Second, I fell in love with godly rules more than relationship with God.  Those of you who know me well probably smile when I say that I love black and white -- right and wrong.  There is something in my God created nature that loves moral absolutes and unquestionable truth.  But at sixteen, that part of me saw many of the principles in those books as rules that lead to a perfect relationship, marriage, and life.  The devastating flip side of that coin is that if you make even one mistake or break one rule, your hopes of a wonderful marriage shatter forever.  I joke that I believed things like, "Well, I had a crush on a boy so now I'll never have a good marriage."  But in reality, I believed that with all my heart.  I believed that I was tainted.  I knew that God would forgive and redeem me where I had been emotionally promiscuous, but I completely believed that I was no longer pure and lovely. My once white dress had its hem drug through the mud.  

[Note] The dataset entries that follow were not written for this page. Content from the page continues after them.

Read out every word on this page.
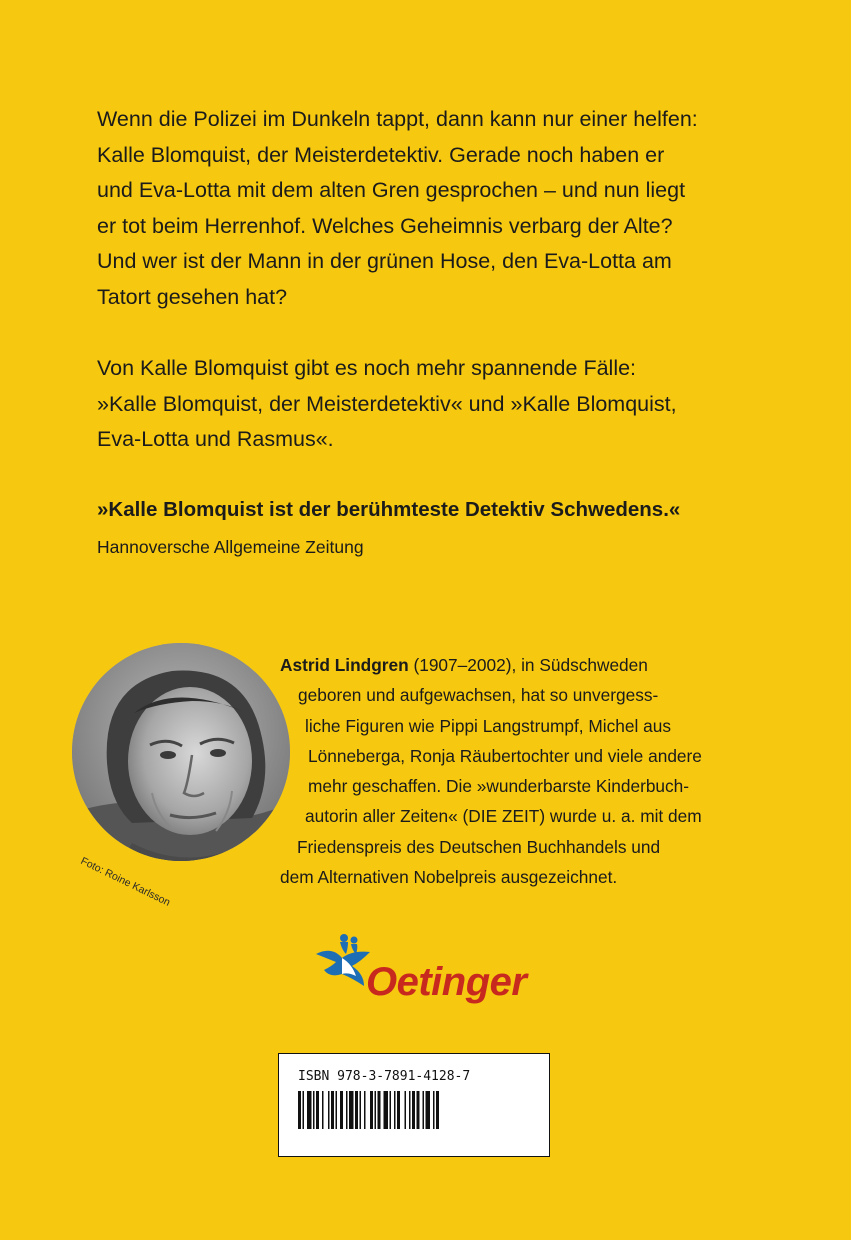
Wenn die Polizei im Dunkeln tappt, dann kann nur einer helfen:
Kalle Blomquist, der Meisterdetektiv. Gerade noch haben er
und Eva-Lotta mit dem alten Gren gesprochen – und nun liegt
er tot beim Herrenhof. Welches Geheimnis verbarg der Alte?
Und wer ist der Mann in der grünen Hose, den Eva-Lotta am
Tatort gesehen hat?

Von Kalle Blomquist gibt es noch mehr spannende Fälle:
»Kalle Blomquist, der Meisterdetektiv« und »Kalle Blomquist,
Eva-Lotta und Rasmus«.

»Kalle Blomquist ist der berühmteste Detektiv Schwedens.«
Hannoversche Allgemeine Zeitung
Foto: Roine Karlsson
Astrid Lindgren (1907–2002), in Südschweden
geboren und aufgewachsen, hat so unvergess-
liche Figuren wie Pippi Langstrumpf, Michel aus
Lönneberga, Ronja Räubertochter und viele andere
mehr geschaffen. Die »wunderbarste Kinderbuch-
autorin aller Zeiten« (DIE ZEIT) wurde u. a. mit dem
Friedenspreis des Deutschen Buchhandels und
dem Alternativen Nobelpreis ausgezeichnet.
Oetinger
ISBN 978-3-7891-4128-7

At this point, Caleb, Shannon's little brother (who isn't so little anymore at 21) spoke up.  Caleb is the perfect example of still waters run deep.  He doesn't speak up often, but when he purposes to make his voice heard, it is often profound.  And this time was no exception.  He began to share that you may believe that you've ruined a part of yourself by "messing up," but in reality, we are all already completely ruined and Jesus loves that.  We are born in a sinful state and Jesus lovingly chooses to redeem us.  Just let that sink in for a second.  We are born in sin and live a life of sanctification from the moment of salvation onward.  We are not born with these clean slates that we mar and mark up over the course of life.  Jesus is taking me on a love adventure and as I love Him more, I am being transformed into the spectacular Bride.  When Caleb spoke those words, the Holy Spirit gave me a complete paradigm shift.  The lies of the enemy that I had ruined it all were no longer valid.  I realized that I was born ruined and have been gloriously redeemed.

It looks like our book is going to have to have a guest contributor:)  Hint, hint, Caleb.  


P.S. I absolutely LOVED being homeschooled, wholly support the practice, and will probably educate my children at home someday.  This is not an attack on homeschooling, simply a desire to see young people set free from lies that can be found in the broad "homeschooling movement."